Equally, men are also victims of gender inequality. For example, men are at a greater risk of homelessness and suicide, and therefore can benefit from targeted interventions. Research has shown that societal pressures to be aggressive and conceal vulnerabilities can have negative effects on men. Strict gender role expectations for men to be assertive, dominant, and powerful, can manifest into instances of toxic masculinity. Often upheld by peer pressure and bullying, toxic masculinity has shown to have negative physical and mental health outcomes among men.

Understanding #3: Get comfortable with being uncomfortable.

Redistribution of power and resources is tricky business. Leveling the playing field, particularly for individuals and groups typically on the fringes will require shifting the balance of power from those who have it to those who don’t. It’s about reforming decades-old legislation, policy, programs and customary traditions that typically benefit men and help to ensure their dominance. This process will inevitably disrupt the social order, but this is the price of equality.

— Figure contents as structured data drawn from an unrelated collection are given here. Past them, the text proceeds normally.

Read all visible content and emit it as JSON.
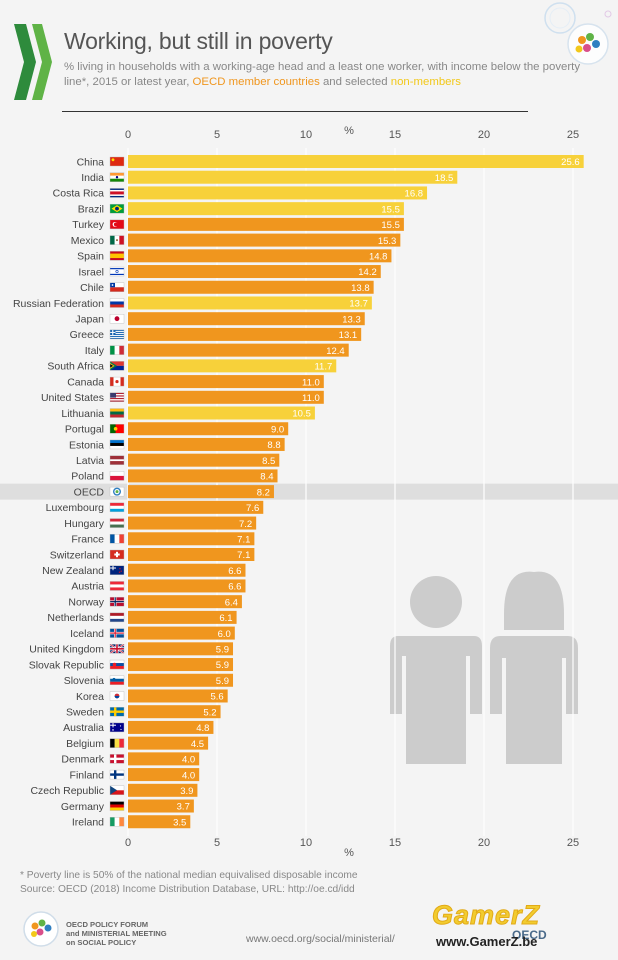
{
  "title": "Working, but still in poverty",
  "subtitle": {
    "prefix": "% living in households with a working-age head and a least one worker, with income below the poverty line*, 2015 or latest year,",
    "member_label": "OECD member countries",
    "joiner": "and selected",
    "nonmember_label": "non-members"
  },
  "footnote": {
    "line1": "* Poverty line is 50% of the national median equivalised disposable income",
    "line2": "Source: OECD (2018) Income Distribution Database, URL: http://oe.cd/idd"
  },
  "footer": {
    "forum_line1": "OECD POLICY FORUM",
    "forum_line2": "and MINISTERIAL MEETING",
    "forum_line3": "on SOCIAL POLICY",
    "url": "www.oecd.org/social/ministerial/",
    "oecd_mark": "OECD"
  },
  "watermark": {
    "brand": "GamerZ",
    "url": "www.GamerZ.be"
  },
  "colors": {
    "member": "#f0961e",
    "nonmember": "#f7d13a",
    "label": "#ffffff",
    "highlight_band": "#dedede",
    "grid": "#ffffff",
    "figure": "#cccccc"
  },
  "chart_data": {
    "type": "bar",
    "orientation": "horizontal",
    "unit_label": "%",
    "xlim": [
      0,
      25
    ],
    "xticks": [
      0,
      5,
      10,
      15,
      20,
      25
    ],
    "grid": true,
    "highlight_category": "OECD",
    "series": [
      {
        "name": "OECD member countries",
        "color": "#f0961e"
      },
      {
        "name": "non-members",
        "color": "#f7d13a"
      }
    ],
    "bars": [
      {
        "country": "China",
        "value": 25.6,
        "label": "25.6",
        "group": "non-member",
        "flag": "cn"
      },
      {
        "country": "India",
        "value": 18.5,
        "label": "18.5",
        "group": "non-member",
        "flag": "in"
      },
      {
        "country": "Costa Rica",
        "value": 16.8,
        "label": "16.8",
        "group": "non-member",
        "flag": "cr"
      },
      {
        "country": "Brazil",
        "value": 15.5,
        "label": "15.5",
        "group": "non-member",
        "flag": "br"
      },
      {
        "country": "Turkey",
        "value": 15.5,
        "label": "15.5",
        "group": "member",
        "flag": "tr"
      },
      {
        "country": "Mexico",
        "value": 15.3,
        "label": "15.3",
        "group": "member",
        "flag": "mx"
      },
      {
        "country": "Spain",
        "value": 14.8,
        "label": "14.8",
        "group": "member",
        "flag": "es"
      },
      {
        "country": "Israel",
        "value": 14.2,
        "label": "14.2",
        "group": "member",
        "flag": "il"
      },
      {
        "country": "Chile",
        "value": 13.8,
        "label": "13.8",
        "group": "member",
        "flag": "cl"
      },
      {
        "country": "Russian Federation",
        "value": 13.7,
        "label": "13.7",
        "group": "non-member",
        "flag": "ru"
      },
      {
        "country": "Japan",
        "value": 13.3,
        "label": "13.3",
        "group": "member",
        "flag": "jp"
      },
      {
        "country": "Greece",
        "value": 13.1,
        "label": "13.1",
        "group": "member",
        "flag": "gr"
      },
      {
        "country": "Italy",
        "value": 12.4,
        "label": "12.4",
        "group": "member",
        "flag": "it"
      },
      {
        "country": "South Africa",
        "value": 11.7,
        "label": "11.7",
        "group": "non-member",
        "flag": "za"
      },
      {
        "country": "Canada",
        "value": 11.0,
        "label": "11.0",
        "group": "member",
        "flag": "ca"
      },
      {
        "country": "United States",
        "value": 11.0,
        "label": "11.0",
        "group": "member",
        "flag": "us"
      },
      {
        "country": "Lithuania",
        "value": 10.5,
        "label": "10.5",
        "group": "non-member",
        "flag": "lt"
      },
      {
        "country": "Portugal",
        "value": 9.0,
        "label": "9.0",
        "group": "member",
        "flag": "pt"
      },
      {
        "country": "Estonia",
        "value": 8.8,
        "label": "8.8",
        "group": "member",
        "flag": "ee"
      },
      {
        "country": "Latvia",
        "value": 8.5,
        "label": "8.5",
        "group": "member",
        "flag": "lv"
      },
      {
        "country": "Poland",
        "value": 8.4,
        "label": "8.4",
        "group": "member",
        "flag": "pl"
      },
      {
        "country": "OECD",
        "value": 8.2,
        "label": "8.2",
        "group": "member",
        "flag": "oecd"
      },
      {
        "country": "Luxembourg",
        "value": 7.6,
        "label": "7.6",
        "group": "member",
        "flag": "lu"
      },
      {
        "country": "Hungary",
        "value": 7.2,
        "label": "7.2",
        "group": "member",
        "flag": "hu"
      },
      {
        "country": "France",
        "value": 7.1,
        "label": "7.1",
        "group": "member",
        "flag": "fr"
      },
      {
        "country": "Switzerland",
        "value": 7.1,
        "label": "7.1",
        "group": "member",
        "flag": "ch"
      },
      {
        "country": "New Zealand",
        "value": 6.6,
        "label": "6.6",
        "group": "member",
        "flag": "nz"
      },
      {
        "country": "Austria",
        "value": 6.6,
        "label": "6.6",
        "group": "member",
        "flag": "at"
      },
      {
        "country": "Norway",
        "value": 6.4,
        "label": "6.4",
        "group": "member",
        "flag": "no"
      },
      {
        "country": "Netherlands",
        "value": 6.1,
        "label": "6.1",
        "group": "member",
        "flag": "nl"
      },
      {
        "country": "Iceland",
        "value": 6.0,
        "label": "6.0",
        "group": "member",
        "flag": "is"
      },
      {
        "country": "United Kingdom",
        "value": 5.9,
        "label": "5.9",
        "group": "member",
        "flag": "gb"
      },
      {
        "country": "Slovak Republic",
        "value": 5.9,
        "label": "5.9",
        "group": "member",
        "flag": "sk"
      },
      {
        "country": "Slovenia",
        "value": 5.9,
        "label": "5.9",
        "group": "member",
        "flag": "si"
      },
      {
        "country": "Korea",
        "value": 5.6,
        "label": "5.6",
        "group": "member",
        "flag": "kr"
      },
      {
        "country": "Sweden",
        "value": 5.2,
        "label": "5.2",
        "group": "member",
        "flag": "se"
      },
      {
        "country": "Australia",
        "value": 4.8,
        "label": "4.8",
        "group": "member",
        "flag": "au"
      },
      {
        "country": "Belgium",
        "value": 4.5,
        "label": "4.5",
        "group": "member",
        "flag": "be"
      },
      {
        "country": "Denmark",
        "value": 4.0,
        "label": "4.0",
        "group": "member",
        "flag": "dk"
      },
      {
        "country": "Finland",
        "value": 4.0,
        "label": "4.0",
        "group": "member",
        "flag": "fi"
      },
      {
        "country": "Czech Republic",
        "value": 3.9,
        "label": "3.9",
        "group": "member",
        "flag": "cz"
      },
      {
        "country": "Germany",
        "value": 3.7,
        "label": "3.7",
        "group": "member",
        "flag": "de"
      },
      {
        "country": "Ireland",
        "value": 3.5,
        "label": "3.5",
        "group": "member",
        "flag": "ie"
      }
    ]
  }
}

At its core, it’s about men giving up real power, not just declaring themselves feminists on social media. So how do we do this? We can wait around for legislative and policy reform or we can start changing the social fabric as individuals through everyday actions. What does this look like? It starts with having difficult conversations that challenge men to understand their privilege and complicity in maintaining the status quo. It’s about calling them out when they use denigrating and abusive language. It’s about rightly identifying what constitutes rape, abuse and harassment. No more euphemisms like “domestic dispute,” “sexual misconduct” and “inappropriate behaviour.” It’s about taking a stance, boldly claiming our feminism and calling out friends, peers, colleagues, brothers, fathers and family members. And that’s going to be really uncomfortable to hear (and do), but we shouldn’t be trying to make it less uncomfortable. Let me be clear. When we justify bad choices, we make it harder to achieve equality and justice for all members of society. And this is my third learning: Get comfortable with being uncomfortable.